- aspirin (n.)
- coined 1899 by German chemist Heinrich Dreser (1860-1924) in German as a trademark name, from Latin Spiraea (ulmaria) "meadow-sweet," the plant in whose flowers or leaves the processed acid in the medicine is found naturally, + common chemical ending -in (see -ine (2)). The initial -a- is to acknowledge acetylation; Dreser said the word was a contraction of acetylierte spirsäure, the German name of the acid, which now is obsolete, replaced by salicylic acid.

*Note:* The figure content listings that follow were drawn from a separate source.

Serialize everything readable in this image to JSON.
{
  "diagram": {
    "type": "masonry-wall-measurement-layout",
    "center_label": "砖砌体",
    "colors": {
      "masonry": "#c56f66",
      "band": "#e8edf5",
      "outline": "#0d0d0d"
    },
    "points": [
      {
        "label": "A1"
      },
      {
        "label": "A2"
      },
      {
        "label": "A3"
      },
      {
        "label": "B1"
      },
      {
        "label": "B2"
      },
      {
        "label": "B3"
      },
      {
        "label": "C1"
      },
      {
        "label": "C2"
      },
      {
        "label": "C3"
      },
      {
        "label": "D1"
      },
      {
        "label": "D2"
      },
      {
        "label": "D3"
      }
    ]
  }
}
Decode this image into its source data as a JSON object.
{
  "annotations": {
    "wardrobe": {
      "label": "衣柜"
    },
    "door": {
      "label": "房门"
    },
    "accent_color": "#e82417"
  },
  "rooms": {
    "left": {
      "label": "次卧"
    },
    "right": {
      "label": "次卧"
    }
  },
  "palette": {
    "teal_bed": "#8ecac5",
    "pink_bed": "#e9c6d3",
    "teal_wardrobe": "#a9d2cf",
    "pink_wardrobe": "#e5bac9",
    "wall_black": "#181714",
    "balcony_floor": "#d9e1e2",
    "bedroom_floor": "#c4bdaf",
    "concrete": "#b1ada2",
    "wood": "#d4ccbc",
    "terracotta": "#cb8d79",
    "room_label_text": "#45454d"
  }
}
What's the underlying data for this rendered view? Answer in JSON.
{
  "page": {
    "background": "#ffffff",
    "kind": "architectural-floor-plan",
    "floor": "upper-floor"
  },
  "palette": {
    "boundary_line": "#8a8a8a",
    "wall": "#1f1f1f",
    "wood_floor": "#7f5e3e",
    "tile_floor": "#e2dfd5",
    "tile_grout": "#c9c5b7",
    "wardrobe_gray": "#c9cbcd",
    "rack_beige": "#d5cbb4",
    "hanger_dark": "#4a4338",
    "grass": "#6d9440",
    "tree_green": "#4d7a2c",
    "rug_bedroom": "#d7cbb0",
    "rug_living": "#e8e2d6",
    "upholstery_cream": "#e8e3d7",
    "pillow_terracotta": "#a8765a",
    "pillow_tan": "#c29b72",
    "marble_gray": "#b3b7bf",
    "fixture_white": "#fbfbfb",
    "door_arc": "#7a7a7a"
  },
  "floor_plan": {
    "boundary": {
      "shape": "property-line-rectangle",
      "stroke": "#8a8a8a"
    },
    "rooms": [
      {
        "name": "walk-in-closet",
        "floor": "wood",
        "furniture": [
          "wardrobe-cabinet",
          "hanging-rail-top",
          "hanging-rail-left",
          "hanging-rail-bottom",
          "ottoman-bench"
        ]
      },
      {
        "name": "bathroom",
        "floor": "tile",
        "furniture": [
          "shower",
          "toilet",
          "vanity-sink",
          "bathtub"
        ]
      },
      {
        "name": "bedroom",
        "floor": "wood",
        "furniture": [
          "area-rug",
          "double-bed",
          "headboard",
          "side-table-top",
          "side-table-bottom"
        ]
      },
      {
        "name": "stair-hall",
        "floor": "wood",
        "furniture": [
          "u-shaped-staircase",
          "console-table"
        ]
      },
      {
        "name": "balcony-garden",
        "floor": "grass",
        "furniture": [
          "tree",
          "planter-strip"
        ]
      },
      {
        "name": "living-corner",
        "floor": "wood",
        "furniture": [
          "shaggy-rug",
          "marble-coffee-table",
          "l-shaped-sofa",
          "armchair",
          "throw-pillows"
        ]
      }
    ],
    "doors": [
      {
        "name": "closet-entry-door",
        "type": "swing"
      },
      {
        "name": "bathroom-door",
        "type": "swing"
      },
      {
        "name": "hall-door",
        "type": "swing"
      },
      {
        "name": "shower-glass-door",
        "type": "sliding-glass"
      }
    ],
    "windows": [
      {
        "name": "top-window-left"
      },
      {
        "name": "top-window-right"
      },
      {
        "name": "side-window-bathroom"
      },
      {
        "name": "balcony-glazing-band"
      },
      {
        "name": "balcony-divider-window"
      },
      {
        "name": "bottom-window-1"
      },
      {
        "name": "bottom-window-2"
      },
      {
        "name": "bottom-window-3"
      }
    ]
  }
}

Die Bezeichnung Aspirin ist abgeleitet aus "Spirsäure" -- alter Name der Salicylsäure und A = Acetyl; statt" Acetylirte Spirsäure, kurzweg "Aspirin". [H, Dreser, "Pharmakologisches über Aspirin (Acetylsalicylsäure)," in "Archiv für die Gesammte Physiologie des Menschen und der Thiere," 1899, p.307]
Commercial names for medicinal products began in Germany in the late 19th century, when nascent pharmaceutical firms were discovering medical uses for common, easily made chemicals. To discourage competitors they'd market the substance under a short trademarked name a doctor could remember, rather than the long chemical compound word. German law required prescriptions to be filled exactly as written.